Moving from a blame culture to a learning culture is an integral part of Freedom to Speak Up. Dr Henrietta Hughes explains how the National Guardian’s Office is helping organisations embed learning through its case review process

In June 2017, we launched a 12-month trial of our case review process, a key recommendation from the Francis Freedom to Speak Up review. Case reviews listen hard to the experience of workers and look at the speaking up culture in NHS trusts, including how individuals’ cases have been handled.

In association withNGO logo JPEG (002)

Case reviews call out areas for improvement and also commend good practice. We publish reports and, working collaboratively with trusts and regulators, ensure the recommendations are implemented.

Scope for improvement

We have highlighted recurring areas for improvement, finding that the way the guardian role has been implemented does not always meet the needs of workers. Additionally, trusts are not routinely following national policy and guidance. Conflicts of interest are widespread.
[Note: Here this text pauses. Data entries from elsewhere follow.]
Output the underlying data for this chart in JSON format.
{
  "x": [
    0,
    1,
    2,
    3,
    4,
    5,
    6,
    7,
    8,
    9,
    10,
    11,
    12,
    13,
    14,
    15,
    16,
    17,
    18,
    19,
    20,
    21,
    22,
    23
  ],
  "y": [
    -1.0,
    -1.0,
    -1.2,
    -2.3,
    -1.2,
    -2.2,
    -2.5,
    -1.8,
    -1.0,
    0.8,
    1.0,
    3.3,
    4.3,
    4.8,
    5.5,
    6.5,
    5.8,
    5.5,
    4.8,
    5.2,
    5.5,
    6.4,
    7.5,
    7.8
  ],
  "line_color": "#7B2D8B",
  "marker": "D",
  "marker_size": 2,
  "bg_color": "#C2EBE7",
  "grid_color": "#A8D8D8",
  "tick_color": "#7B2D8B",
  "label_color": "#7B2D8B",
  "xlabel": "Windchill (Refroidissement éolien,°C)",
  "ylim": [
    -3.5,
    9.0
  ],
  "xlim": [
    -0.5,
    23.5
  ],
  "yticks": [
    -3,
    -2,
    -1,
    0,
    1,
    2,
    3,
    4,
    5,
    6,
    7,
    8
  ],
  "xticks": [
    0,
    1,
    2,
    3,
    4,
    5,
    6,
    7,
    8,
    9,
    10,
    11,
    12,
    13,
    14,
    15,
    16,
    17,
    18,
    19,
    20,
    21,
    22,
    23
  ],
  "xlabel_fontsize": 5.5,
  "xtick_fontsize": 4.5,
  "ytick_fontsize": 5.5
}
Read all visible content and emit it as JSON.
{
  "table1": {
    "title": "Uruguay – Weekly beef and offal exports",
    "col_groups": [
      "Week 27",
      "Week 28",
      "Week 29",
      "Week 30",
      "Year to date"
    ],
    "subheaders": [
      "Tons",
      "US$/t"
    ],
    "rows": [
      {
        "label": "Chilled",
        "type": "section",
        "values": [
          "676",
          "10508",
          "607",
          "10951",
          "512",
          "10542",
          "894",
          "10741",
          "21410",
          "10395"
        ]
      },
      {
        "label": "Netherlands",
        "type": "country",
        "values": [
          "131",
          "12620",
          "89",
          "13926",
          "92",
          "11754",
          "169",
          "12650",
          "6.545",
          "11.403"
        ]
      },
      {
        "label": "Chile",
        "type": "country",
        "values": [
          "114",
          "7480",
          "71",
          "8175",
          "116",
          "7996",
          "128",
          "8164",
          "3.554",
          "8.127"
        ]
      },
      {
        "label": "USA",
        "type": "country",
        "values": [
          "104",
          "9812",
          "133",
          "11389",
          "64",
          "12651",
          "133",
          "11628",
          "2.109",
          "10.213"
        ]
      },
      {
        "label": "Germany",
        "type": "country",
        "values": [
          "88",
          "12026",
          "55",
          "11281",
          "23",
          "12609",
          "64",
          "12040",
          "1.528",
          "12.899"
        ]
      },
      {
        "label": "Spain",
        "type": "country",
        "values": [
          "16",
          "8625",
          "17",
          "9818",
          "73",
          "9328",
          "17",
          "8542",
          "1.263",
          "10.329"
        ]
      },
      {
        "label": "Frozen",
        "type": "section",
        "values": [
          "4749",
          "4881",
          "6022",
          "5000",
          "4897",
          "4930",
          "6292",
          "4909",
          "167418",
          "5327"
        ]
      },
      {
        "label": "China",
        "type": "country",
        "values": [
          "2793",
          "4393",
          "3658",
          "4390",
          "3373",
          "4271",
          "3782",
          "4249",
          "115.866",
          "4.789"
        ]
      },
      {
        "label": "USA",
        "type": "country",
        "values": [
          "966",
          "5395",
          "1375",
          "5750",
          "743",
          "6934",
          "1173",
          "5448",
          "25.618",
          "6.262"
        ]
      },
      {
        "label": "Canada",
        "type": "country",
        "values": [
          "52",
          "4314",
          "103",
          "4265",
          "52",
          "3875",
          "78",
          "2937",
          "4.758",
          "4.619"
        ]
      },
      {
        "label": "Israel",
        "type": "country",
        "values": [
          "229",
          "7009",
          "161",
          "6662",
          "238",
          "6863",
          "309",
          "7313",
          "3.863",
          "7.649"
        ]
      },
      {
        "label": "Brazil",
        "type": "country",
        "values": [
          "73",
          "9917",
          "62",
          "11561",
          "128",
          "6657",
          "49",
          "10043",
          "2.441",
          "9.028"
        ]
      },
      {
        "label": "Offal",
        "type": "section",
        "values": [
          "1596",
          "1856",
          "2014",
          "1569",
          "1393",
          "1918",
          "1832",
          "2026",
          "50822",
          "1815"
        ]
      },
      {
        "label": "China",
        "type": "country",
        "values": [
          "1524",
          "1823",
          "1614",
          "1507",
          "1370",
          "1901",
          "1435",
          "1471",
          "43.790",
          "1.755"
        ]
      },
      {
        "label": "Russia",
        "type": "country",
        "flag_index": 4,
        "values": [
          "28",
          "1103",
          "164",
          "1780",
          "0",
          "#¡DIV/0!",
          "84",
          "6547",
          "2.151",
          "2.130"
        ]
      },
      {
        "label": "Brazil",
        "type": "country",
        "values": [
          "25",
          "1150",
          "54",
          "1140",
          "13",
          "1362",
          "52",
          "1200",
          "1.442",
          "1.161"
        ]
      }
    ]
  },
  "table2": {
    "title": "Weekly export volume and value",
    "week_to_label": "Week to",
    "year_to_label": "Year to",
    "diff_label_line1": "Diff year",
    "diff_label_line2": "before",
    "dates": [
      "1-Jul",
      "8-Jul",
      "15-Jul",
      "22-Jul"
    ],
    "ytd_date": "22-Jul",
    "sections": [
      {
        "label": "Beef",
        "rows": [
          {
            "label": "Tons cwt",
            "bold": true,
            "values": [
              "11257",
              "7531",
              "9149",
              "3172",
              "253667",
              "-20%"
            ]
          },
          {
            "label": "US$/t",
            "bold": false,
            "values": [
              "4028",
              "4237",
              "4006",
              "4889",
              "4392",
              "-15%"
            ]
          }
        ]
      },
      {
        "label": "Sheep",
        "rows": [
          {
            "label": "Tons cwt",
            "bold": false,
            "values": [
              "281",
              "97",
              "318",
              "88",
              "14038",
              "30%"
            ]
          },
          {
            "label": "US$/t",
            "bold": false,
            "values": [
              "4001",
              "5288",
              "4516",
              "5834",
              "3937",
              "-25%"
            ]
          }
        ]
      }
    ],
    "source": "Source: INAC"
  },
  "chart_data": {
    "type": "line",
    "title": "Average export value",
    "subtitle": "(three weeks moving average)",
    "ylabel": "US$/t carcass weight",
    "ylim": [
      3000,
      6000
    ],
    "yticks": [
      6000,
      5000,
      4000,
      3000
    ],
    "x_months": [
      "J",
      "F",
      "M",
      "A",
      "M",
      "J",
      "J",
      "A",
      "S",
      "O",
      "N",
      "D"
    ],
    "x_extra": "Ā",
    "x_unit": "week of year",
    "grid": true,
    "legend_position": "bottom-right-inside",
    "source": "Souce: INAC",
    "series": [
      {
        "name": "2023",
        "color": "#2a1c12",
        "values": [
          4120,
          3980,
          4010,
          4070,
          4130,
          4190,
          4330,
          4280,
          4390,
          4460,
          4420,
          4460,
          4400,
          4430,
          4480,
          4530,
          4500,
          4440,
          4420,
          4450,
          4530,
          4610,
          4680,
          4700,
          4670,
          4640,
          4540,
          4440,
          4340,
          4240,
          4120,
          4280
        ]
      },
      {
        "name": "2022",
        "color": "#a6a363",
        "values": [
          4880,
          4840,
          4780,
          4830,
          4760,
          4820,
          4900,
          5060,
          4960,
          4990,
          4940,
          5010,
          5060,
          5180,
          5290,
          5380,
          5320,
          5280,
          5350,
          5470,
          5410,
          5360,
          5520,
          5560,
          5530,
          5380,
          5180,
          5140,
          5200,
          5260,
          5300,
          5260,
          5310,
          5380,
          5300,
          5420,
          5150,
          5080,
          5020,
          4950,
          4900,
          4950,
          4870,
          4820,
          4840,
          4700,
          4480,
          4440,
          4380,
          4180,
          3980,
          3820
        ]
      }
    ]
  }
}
For example, in one organisation a worker alleged a sexual assault, then discovered that the investigating officer was the partner of the alleged assailant. In the same trust, a manager was asked to investigate their own conduct. Elsewhere only one of 9,000 members of staff had signed the declaration of interests register.

We have also made recommendations about the excessive use of grievances and counter grievances, the use of settlement agreements, bullying cultures and the Fit and Proper Person Review.

Since we began the case reviews pilot we have completed 24 case reviews at five NHS trusts. The reports have included 87 recommendations made to trusts, Department of Health and Social Care, Care Quality Commission, and a law firm. By carrying out a “gap analysis”, guardians in trusts throughout England have been able to review their own practices, processes and policies and use the learning to make improvements.

Following the pilot, we commissioned an independent evaluation and sought feedback from our advisory groups and other stakeholders. We’re currently exploring options to refine our case review process to reflect that feedback. We will continue to carry out case reviews in the meantime – as we have since the pilot ended in June – and expect to be working to our new model in the summer.

Angela Hillery, chief executive of Northamptonshire Healthcare Foundation Trust, said: “Case review recommendations have helped us to address anything that is getting in the way of allowing people to speak up and affect change.

“They have helped us shape our organisation so that it is more willing to listen and more open to learning. It is vital to the culture of the trust that all workers are actively encouraged and empowered to speak up.

“I believe there are lessons that all organisations across the health sector can garner from the case review reports published by the National Guardian, and I would encourage them to use them to help identify how they can improve.”